The details of the audit quality promise were set out in the submitted report and included how the External Auditor would communicate with Council Officers and the Committee during the course of the audit and provide insight into issues that were happening generally around the risk areas. The Audit Team was consistent with the team in previous years and had been supplemented with additional skilled, experienced and knowledgeable individuals to ensure timely and effective delivery of the audit.

 

The five key areas of assurance that the External Auditor was required to report on included the Financial Statements, Value for Money Conclusion, Annual Governance Statement, Whole of Government Accounts Return and Grants.

 

The Value for Money conclusion was based on whether the organisation had proper arrangements in place for securing financial resilience and for challenging how it secured economy, efficiency and effectiveness. The biggest challenge was around financial resilience and whether the Medium Term Financial Plan was robust enough to give assurance that the Council could continue to deliver statutory services as well as the non-statutory services that it wished to deliver.

 

At a meeting on 25 March 2014, the Audit and Governance Committee had considered the External Auditor’s Annual Report summarising the work undertaken in respect of grants. The most significant of the grants certified related to the Council’s claim from the Department of Work and Pensions for the Housing Benefit Subsidy.
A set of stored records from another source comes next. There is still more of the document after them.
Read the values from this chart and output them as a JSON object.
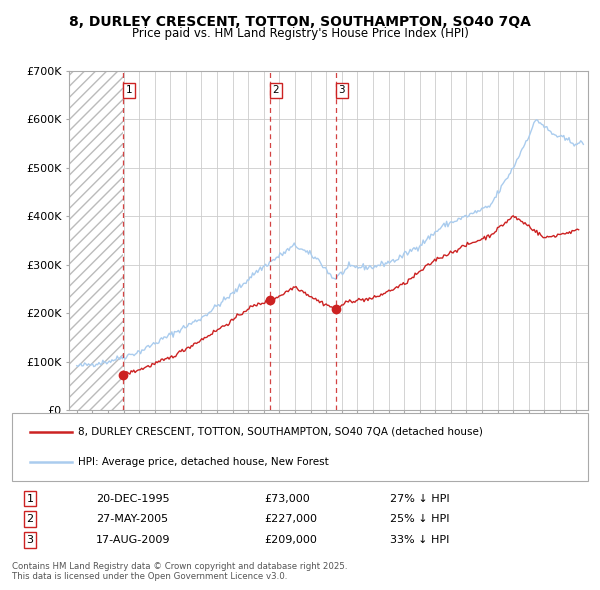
{
  "title": "8, DURLEY CRESCENT, TOTTON, SOUTHAMPTON, SO40 7QA",
  "subtitle": "Price paid vs. HM Land Registry's House Price Index (HPI)",
  "background_color": "#ffffff",
  "plot_bg_color": "#ffffff",
  "hatch_color": "#dddddd",
  "grid_color": "#cccccc",
  "hpi_color": "#aaccee",
  "price_color": "#cc2222",
  "transactions": [
    {
      "date": 1995.97,
      "price": 73000,
      "label": "1"
    },
    {
      "date": 2005.4,
      "price": 227000,
      "label": "2"
    },
    {
      "date": 2009.63,
      "price": 209000,
      "label": "3"
    }
  ],
  "sale_labels": [
    {
      "num": "1",
      "date": "20-DEC-1995",
      "price": "£73,000",
      "note": "27% ↓ HPI"
    },
    {
      "num": "2",
      "date": "27-MAY-2005",
      "price": "£227,000",
      "note": "25% ↓ HPI"
    },
    {
      "num": "3",
      "date": "17-AUG-2009",
      "price": "£209,000",
      "note": "33% ↓ HPI"
    }
  ],
  "ylim": [
    0,
    700000
  ],
  "yticks": [
    0,
    100000,
    200000,
    300000,
    400000,
    500000,
    600000,
    700000
  ],
  "ytick_labels": [
    "£0",
    "£100K",
    "£200K",
    "£300K",
    "£400K",
    "£500K",
    "£600K",
    "£700K"
  ],
  "xlim_start": 1992.5,
  "xlim_end": 2025.8,
  "legend_labels": [
    "8, DURLEY CRESCENT, TOTTON, SOUTHAMPTON, SO40 7QA (detached house)",
    "HPI: Average price, detached house, New Forest"
  ],
  "footer": "Contains HM Land Registry data © Crown copyright and database right 2025.\nThis data is licensed under the Open Government Licence v3.0.",
  "hatch_end": 1995.97
}
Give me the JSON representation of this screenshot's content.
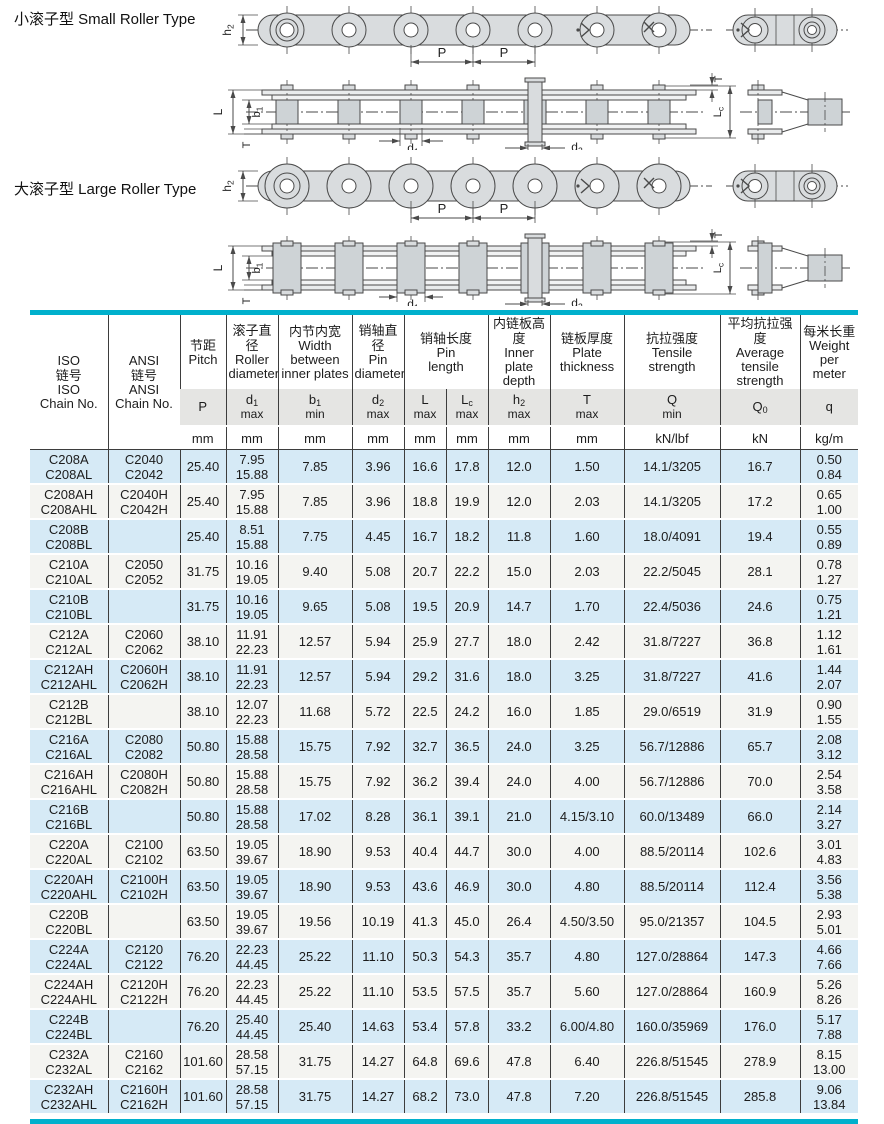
{
  "colors": {
    "accent_cyan": "#00b0cc",
    "row_blue": "#d6eaf6",
    "row_plain": "#f4f4f1",
    "header_gray": "#e5e5e3",
    "border_dark": "#3d3d3d",
    "diagram_fill": "#d9dcde",
    "diagram_roller_fill": "#ced3d6",
    "diagram_line": "#4a4a4a"
  },
  "diagrams": {
    "small": {
      "title": "小滚子型 Small Roller Type"
    },
    "large": {
      "title": "大滚子型 Large Roller Type"
    },
    "labels": {
      "h2": {
        "base": "h",
        "sub": "2"
      },
      "p": {
        "base": "P",
        "sub": ""
      },
      "l": {
        "base": "L",
        "sub": ""
      },
      "b1": {
        "base": "b",
        "sub": "1"
      },
      "t": {
        "base": "T",
        "sub": ""
      },
      "d1": {
        "base": "d",
        "sub": "1"
      },
      "d2": {
        "base": "d",
        "sub": "2"
      },
      "lc": {
        "base": "L",
        "sub": "c"
      }
    }
  },
  "table": {
    "iso": {
      "cn": "ISO\n链号",
      "en": "ISO\nChain No."
    },
    "ansi": {
      "cn": "ANSI\n链号",
      "en": "ANSI\nChain No."
    },
    "cols": {
      "pitch": {
        "cn": "节距",
        "en": "Pitch",
        "sym": "P",
        "sub": "",
        "qual": "",
        "unit": "mm"
      },
      "roller_dia": {
        "cn": "滚子直径",
        "en": "Roller\ndiameter",
        "sym": "d",
        "sub": "1",
        "qual": "max",
        "unit": "mm"
      },
      "inner_width": {
        "cn": "内节内宽",
        "en": "Width\nbetween\ninner plates",
        "sym": "b",
        "sub": "1",
        "qual": "min",
        "unit": "mm"
      },
      "pin_dia": {
        "cn": "销轴直径",
        "en": "Pin\ndiameter",
        "sym": "d",
        "sub": "2",
        "qual": "max",
        "unit": "mm"
      },
      "pin_len": {
        "cn": "销轴长度",
        "en": "Pin\nlength"
      },
      "pin_len_l": {
        "sym": "L",
        "sub": "",
        "qual": "max",
        "unit": "mm"
      },
      "pin_len_lc": {
        "sym": "L",
        "sub": "c",
        "qual": "max",
        "unit": "mm"
      },
      "plate_depth": {
        "cn": "内链板高度",
        "en": "Inner\nplate\ndepth",
        "sym": "h",
        "sub": "2",
        "qual": "max",
        "unit": "mm"
      },
      "plate_thk": {
        "cn": "链板厚度",
        "en": "Plate\nthickness",
        "sym": "T",
        "sub": "",
        "qual": "max",
        "unit": "mm"
      },
      "tensile": {
        "cn": "抗拉强度",
        "en": "Tensile\nstrength",
        "sym": "Q",
        "sub": "",
        "qual": "min",
        "unit": "kN/lbf"
      },
      "avg_tensile": {
        "cn": "平均抗拉强度",
        "en": "Average\ntensile\nstrength",
        "sym": "Q",
        "sub": "0",
        "qual": "",
        "unit": "kN"
      },
      "weight": {
        "cn": "每米长重",
        "en": "Weight\nper\nmeter",
        "sym": "q",
        "sub": "",
        "qual": "",
        "unit": "kg/m"
      }
    },
    "rows": [
      [
        "C208A\nC208AL",
        "C2040\nC2042",
        "25.40",
        "7.95\n15.88",
        "7.85",
        "3.96",
        "16.6",
        "17.8",
        "12.0",
        "1.50",
        "14.1/3205",
        "16.7",
        "0.50\n0.84"
      ],
      [
        "C208AH\nC208AHL",
        "C2040H\nC2042H",
        "25.40",
        "7.95\n15.88",
        "7.85",
        "3.96",
        "18.8",
        "19.9",
        "12.0",
        "2.03",
        "14.1/3205",
        "17.2",
        "0.65\n1.00"
      ],
      [
        "C208B\nC208BL",
        "",
        "25.40",
        "8.51\n15.88",
        "7.75",
        "4.45",
        "16.7",
        "18.2",
        "11.8",
        "1.60",
        "18.0/4091",
        "19.4",
        "0.55\n0.89"
      ],
      [
        "C210A\nC210AL",
        "C2050\nC2052",
        "31.75",
        "10.16\n19.05",
        "9.40",
        "5.08",
        "20.7",
        "22.2",
        "15.0",
        "2.03",
        "22.2/5045",
        "28.1",
        "0.78\n1.27"
      ],
      [
        "C210B\nC210BL",
        "",
        "31.75",
        "10.16\n19.05",
        "9.65",
        "5.08",
        "19.5",
        "20.9",
        "14.7",
        "1.70",
        "22.4/5036",
        "24.6",
        "0.75\n1.21"
      ],
      [
        "C212A\nC212AL",
        "C2060\nC2062",
        "38.10",
        "11.91\n22.23",
        "12.57",
        "5.94",
        "25.9",
        "27.7",
        "18.0",
        "2.42",
        "31.8/7227",
        "36.8",
        "1.12\n1.61"
      ],
      [
        "C212AH\nC212AHL",
        "C2060H\nC2062H",
        "38.10",
        "11.91\n22.23",
        "12.57",
        "5.94",
        "29.2",
        "31.6",
        "18.0",
        "3.25",
        "31.8/7227",
        "41.6",
        "1.44\n2.07"
      ],
      [
        "C212B\nC212BL",
        "",
        "38.10",
        "12.07\n22.23",
        "11.68",
        "5.72",
        "22.5",
        "24.2",
        "16.0",
        "1.85",
        "29.0/6519",
        "31.9",
        "0.90\n1.55"
      ],
      [
        "C216A\nC216AL",
        "C2080\nC2082",
        "50.80",
        "15.88\n28.58",
        "15.75",
        "7.92",
        "32.7",
        "36.5",
        "24.0",
        "3.25",
        "56.7/12886",
        "65.7",
        "2.08\n3.12"
      ],
      [
        "C216AH\nC216AHL",
        "C2080H\nC2082H",
        "50.80",
        "15.88\n28.58",
        "15.75",
        "7.92",
        "36.2",
        "39.4",
        "24.0",
        "4.00",
        "56.7/12886",
        "70.0",
        "2.54\n3.58"
      ],
      [
        "C216B\nC216BL",
        "",
        "50.80",
        "15.88\n28.58",
        "17.02",
        "8.28",
        "36.1",
        "39.1",
        "21.0",
        "4.15/3.10",
        "60.0/13489",
        "66.0",
        "2.14\n3.27"
      ],
      [
        "C220A\nC220AL",
        "C2100\nC2102",
        "63.50",
        "19.05\n39.67",
        "18.90",
        "9.53",
        "40.4",
        "44.7",
        "30.0",
        "4.00",
        "88.5/20114",
        "102.6",
        "3.01\n4.83"
      ],
      [
        "C220AH\nC220AHL",
        "C2100H\nC2102H",
        "63.50",
        "19.05\n39.67",
        "18.90",
        "9.53",
        "43.6",
        "46.9",
        "30.0",
        "4.80",
        "88.5/20114",
        "112.4",
        "3.56\n5.38"
      ],
      [
        "C220B\nC220BL",
        "",
        "63.50",
        "19.05\n39.67",
        "19.56",
        "10.19",
        "41.3",
        "45.0",
        "26.4",
        "4.50/3.50",
        "95.0/21357",
        "104.5",
        "2.93\n5.01"
      ],
      [
        "C224A\nC224AL",
        "C2120\nC2122",
        "76.20",
        "22.23\n44.45",
        "25.22",
        "11.10",
        "50.3",
        "54.3",
        "35.7",
        "4.80",
        "127.0/28864",
        "147.3",
        "4.66\n7.66"
      ],
      [
        "C224AH\nC224AHL",
        "C2120H\nC2122H",
        "76.20",
        "22.23\n44.45",
        "25.22",
        "11.10",
        "53.5",
        "57.5",
        "35.7",
        "5.60",
        "127.0/28864",
        "160.9",
        "5.26\n8.26"
      ],
      [
        "C224B\nC224BL",
        "",
        "76.20",
        "25.40\n44.45",
        "25.40",
        "14.63",
        "53.4",
        "57.8",
        "33.2",
        "6.00/4.80",
        "160.0/35969",
        "176.0",
        "5.17\n7.88"
      ],
      [
        "C232A\nC232AL",
        "C2160\nC2162",
        "101.60",
        "28.58\n57.15",
        "31.75",
        "14.27",
        "64.8",
        "69.6",
        "47.8",
        "6.40",
        "226.8/51545",
        "278.9",
        "8.15\n13.00"
      ],
      [
        "C232AH\nC232AHL",
        "C2160H\nC2162H",
        "101.60",
        "28.58\n57.15",
        "31.75",
        "14.27",
        "68.2",
        "73.0",
        "47.8",
        "7.20",
        "226.8/51545",
        "285.8",
        "9.06\n13.84"
      ]
    ]
  }
}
In previous years the certification process also included providing the Council with assurance over the processing of Council Tax Benefit claims. However, following the replacement of Council Tax Benefit with a local Council Tax Reduction scheme, the Auditor’s certification no longer covered these elements of Council income and expenditure. The Auditor suggested that as a result of this reduced assurance from External Audit, the Council might wish to consider further assurance work on grants.

 

Details of the four significant audit risks identified by the External Auditor were included in the report together with the potential impact on the Council and the Auditor’s approach to testing and reviewing the Council’s controls and procedures.

 

Several items including the value of Acklam Hall and the transfer of MIMA to Teesside University were raised.  The External Auditor confirmed that these items would be included in the audit, and the management controls in place and the disclosures in the Accounts would be reviewed.

 

The External Auditor referred to the appendices to the submitted report which contained information in relation to Audit Fees, Fraud: responsibilities and representations, the timetable for the audit and a summary of a research project in relation to the current state of local public services.

 

The External Audit work was due to be completed by the end of August and the findings would be presented to the Corporate Affairs and Audit Committee in September 2014.

 

AGREED that Deloitte’s Planning Report for the year ending 31 March 2014 was received and noted.